Esta é uma versão mais envergonhada do neo-salazarismo, que prefere omitir a politica, mas que ainda é mais facilmente desmontável, porque há números.
Vou falar só dos anos 60. Vivia-se muito bem! As pessoas demonstravam-no com os pés: engrossavam os novos bairros de lata de Lisboa e davam o salto para a França e a Alemanha. É claro que vivia muito bem, no obscurantismo, quem ia pela cartilha rural e de pároco de aldeia de Salazar: "se soubesses o que custa mandar, gostarias de obedecer toda a vida", "Deus, Pátria e família"; "o vinho dá de comer a um milhão de portugueses". Toda a gente da minha geração tinha estas coisas e muitos mais afixadas nas paredes dos nossos liceus.
Lia eu isto, no meu liceu, porque morava a dois passos.
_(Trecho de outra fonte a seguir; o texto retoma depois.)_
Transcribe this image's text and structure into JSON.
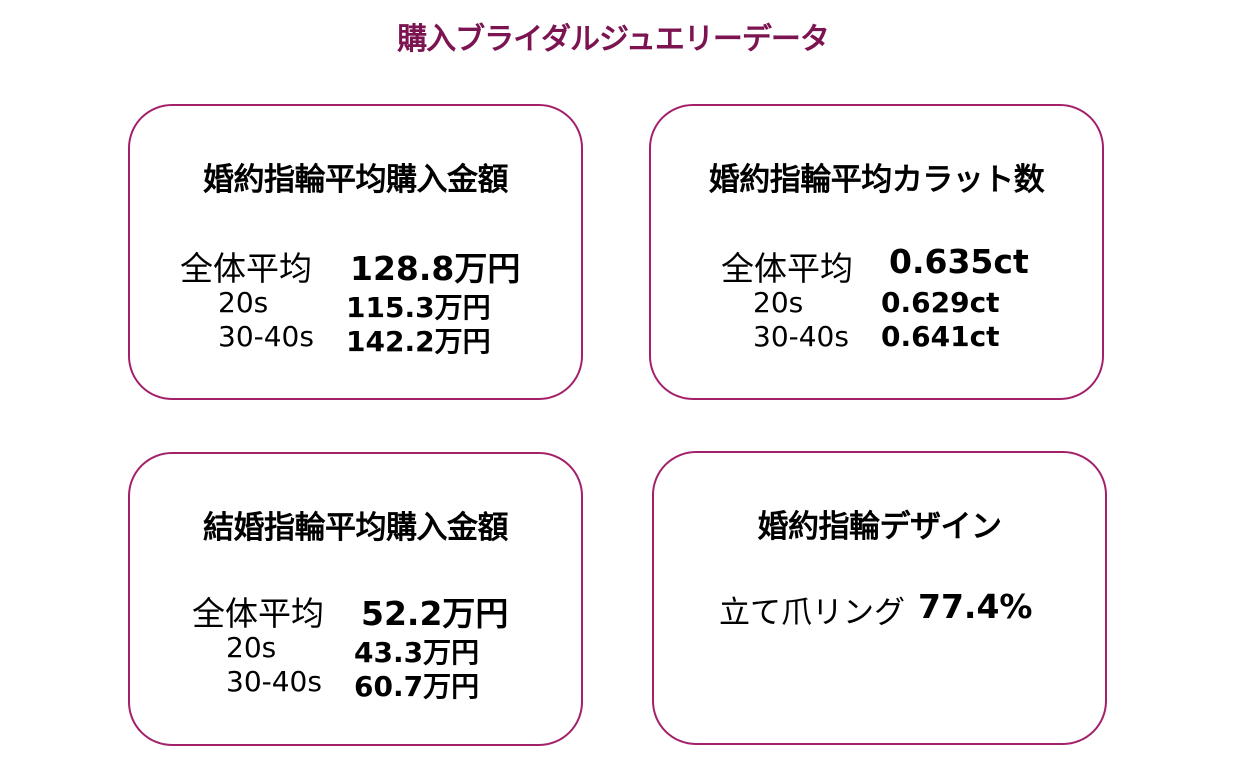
{
  "title": "購入ブライダルジュエリーデータ",
  "cards": [
    {
      "title": "婚約指輪平均購入金額",
      "overall_label": "全体平均",
      "overall_value": "128.8万円",
      "rows": [
        {
          "label": "20s",
          "value": "115.3万円"
        },
        {
          "label": "30-40s",
          "value": "142.2万円"
        }
      ]
    },
    {
      "title": "婚約指輪平均カラット数",
      "overall_label": "全体平均",
      "overall_value": "0.635ct",
      "rows": [
        {
          "label": "20s",
          "value": "0.629ct"
        },
        {
          "label": "30-40s",
          "value": "0.641ct"
        }
      ]
    },
    {
      "title": "結婚指輪平均購入金額",
      "overall_label": "全体平均",
      "overall_value": "52.2万円",
      "rows": [
        {
          "label": "20s",
          "value": "43.3万円"
        },
        {
          "label": "30-40s",
          "value": "60.7万円"
        }
      ]
    },
    {
      "title": "婚約指輪デザイン",
      "overall_label": "立て爪リング",
      "overall_value": "77.4%"
    }
  ],
  "colors": {
    "title": "#7b1450",
    "border": "#a3206a"
  }
}
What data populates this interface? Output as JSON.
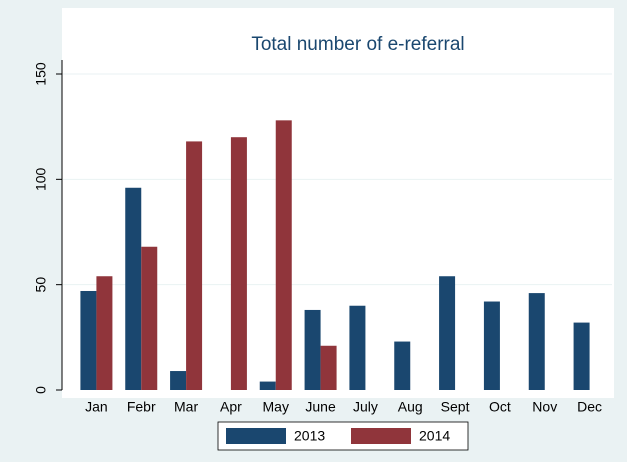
{
  "chart_data": {
    "type": "bar",
    "title": "Total number of e-referral",
    "categories": [
      "Jan",
      "Febr",
      "Mar",
      "Apr",
      "May",
      "June",
      "July",
      "Aug",
      "Sept",
      "Oct",
      "Nov",
      "Dec"
    ],
    "series": [
      {
        "name": "2013",
        "color": "#1a476f",
        "values": [
          47,
          96,
          9,
          null,
          4,
          38,
          40,
          23,
          54,
          42,
          46,
          32
        ]
      },
      {
        "name": "2014",
        "color": "#90353b",
        "values": [
          54,
          68,
          118,
          120,
          128,
          21,
          null,
          null,
          null,
          null,
          null,
          null
        ]
      }
    ],
    "ylim": [
      0,
      150
    ],
    "yticks": [
      0,
      50,
      100,
      150
    ],
    "grid": true,
    "legend": "bottom"
  }
}
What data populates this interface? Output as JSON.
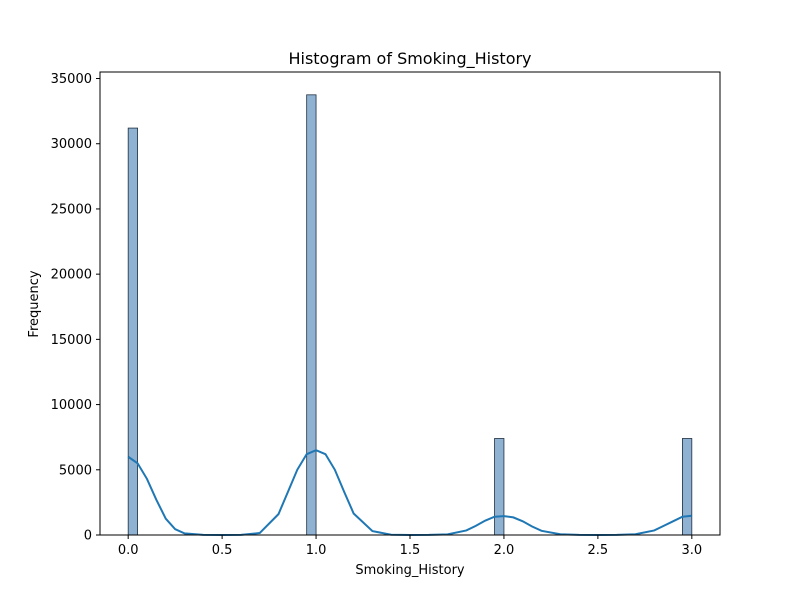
{
  "chart_data": {
    "type": "bar",
    "title": "Histogram of Smoking_History",
    "xlabel": "Smoking_History",
    "ylabel": "Frequency",
    "xlim": [
      -0.15,
      3.15
    ],
    "ylim": [
      0,
      35500
    ],
    "grid": false,
    "x_ticks": [
      "0.0",
      "0.5",
      "1.0",
      "1.5",
      "2.0",
      "2.5",
      "3.0"
    ],
    "y_ticks": [
      "0",
      "5000",
      "10000",
      "15000",
      "20000",
      "25000",
      "30000",
      "35000"
    ],
    "bin_width": 0.05,
    "series": [
      {
        "type": "histogram",
        "bins": [
          {
            "x0": 0.0,
            "x1": 0.05,
            "count": 31200
          },
          {
            "x0": 0.95,
            "x1": 1.0,
            "count": 33750
          },
          {
            "x0": 1.95,
            "x1": 2.0,
            "count": 7400
          },
          {
            "x0": 2.95,
            "x1": 3.0,
            "count": 7400
          }
        ]
      },
      {
        "type": "kde",
        "x": [
          0.0,
          0.05,
          0.1,
          0.15,
          0.2,
          0.25,
          0.3,
          0.4,
          0.5,
          0.6,
          0.7,
          0.8,
          0.85,
          0.9,
          0.95,
          1.0,
          1.05,
          1.1,
          1.15,
          1.2,
          1.3,
          1.4,
          1.5,
          1.6,
          1.7,
          1.8,
          1.85,
          1.9,
          1.95,
          2.0,
          2.05,
          2.1,
          2.15,
          2.2,
          2.3,
          2.4,
          2.5,
          2.6,
          2.7,
          2.8,
          2.85,
          2.9,
          2.95,
          3.0
        ],
        "y": [
          6000,
          5500,
          4300,
          2700,
          1250,
          450,
          120,
          10,
          0,
          10,
          150,
          1600,
          3300,
          5000,
          6200,
          6500,
          6200,
          5000,
          3300,
          1650,
          300,
          20,
          0,
          5,
          50,
          350,
          700,
          1100,
          1400,
          1450,
          1350,
          1050,
          650,
          320,
          60,
          5,
          0,
          5,
          60,
          350,
          700,
          1050,
          1400,
          1480
        ]
      }
    ],
    "colors": {
      "bar_fill": "#8fb1d2",
      "bar_edge": "#1f2f3f",
      "kde_line": "#1f77b4",
      "axis": "#000000"
    }
  }
}
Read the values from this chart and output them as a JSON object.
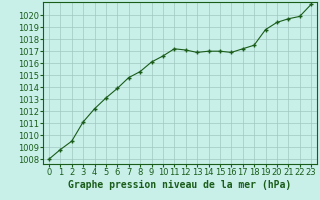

Mas lembro-me dos meus amigos residentes a 20 km da cidade que tinham que lá se hospedar porque, à hora do fim das aulas, já não havia camioneta para o Pico da Pedra. Neo-salazaristas de hoje, bem gostava de vos mandar para uma viagem ao passado!
E isto era para quem andava no liceu, obrigatoriamente só nas capitais de distrito. O resto, já esqueceram. Porque é que as campanhas rurais, depois do 25 de Abril, se centraram muito nas infra-estruturas básicas? Porque grande parte do nosso povo vivia em condições inimagináveis (que valia a pena dar a experimentar, em estilo "Quinta das celebridades", aos actuais escribas): sem electricidade, sem esgotos, sem telefone, água só do poço, caminhos de lameiro.
Os possíveis pais licenciados desses escribas provavelmente lhes dizem que, no seu tempo, tinham emprego assegurado. É verdade, mas esquecem-se de que, no meu tempo, esses estudantes universitários não ultrapassavam 20.000, hoje são quase 400.000. Isto chama-se democracia, também económica e social, e é por isto que o 25 de Abril ainda está no coração de muita gente.
Muito mais me apetecia escrever, mas não vale a pena gastar mais cera com tão ruins defuntos.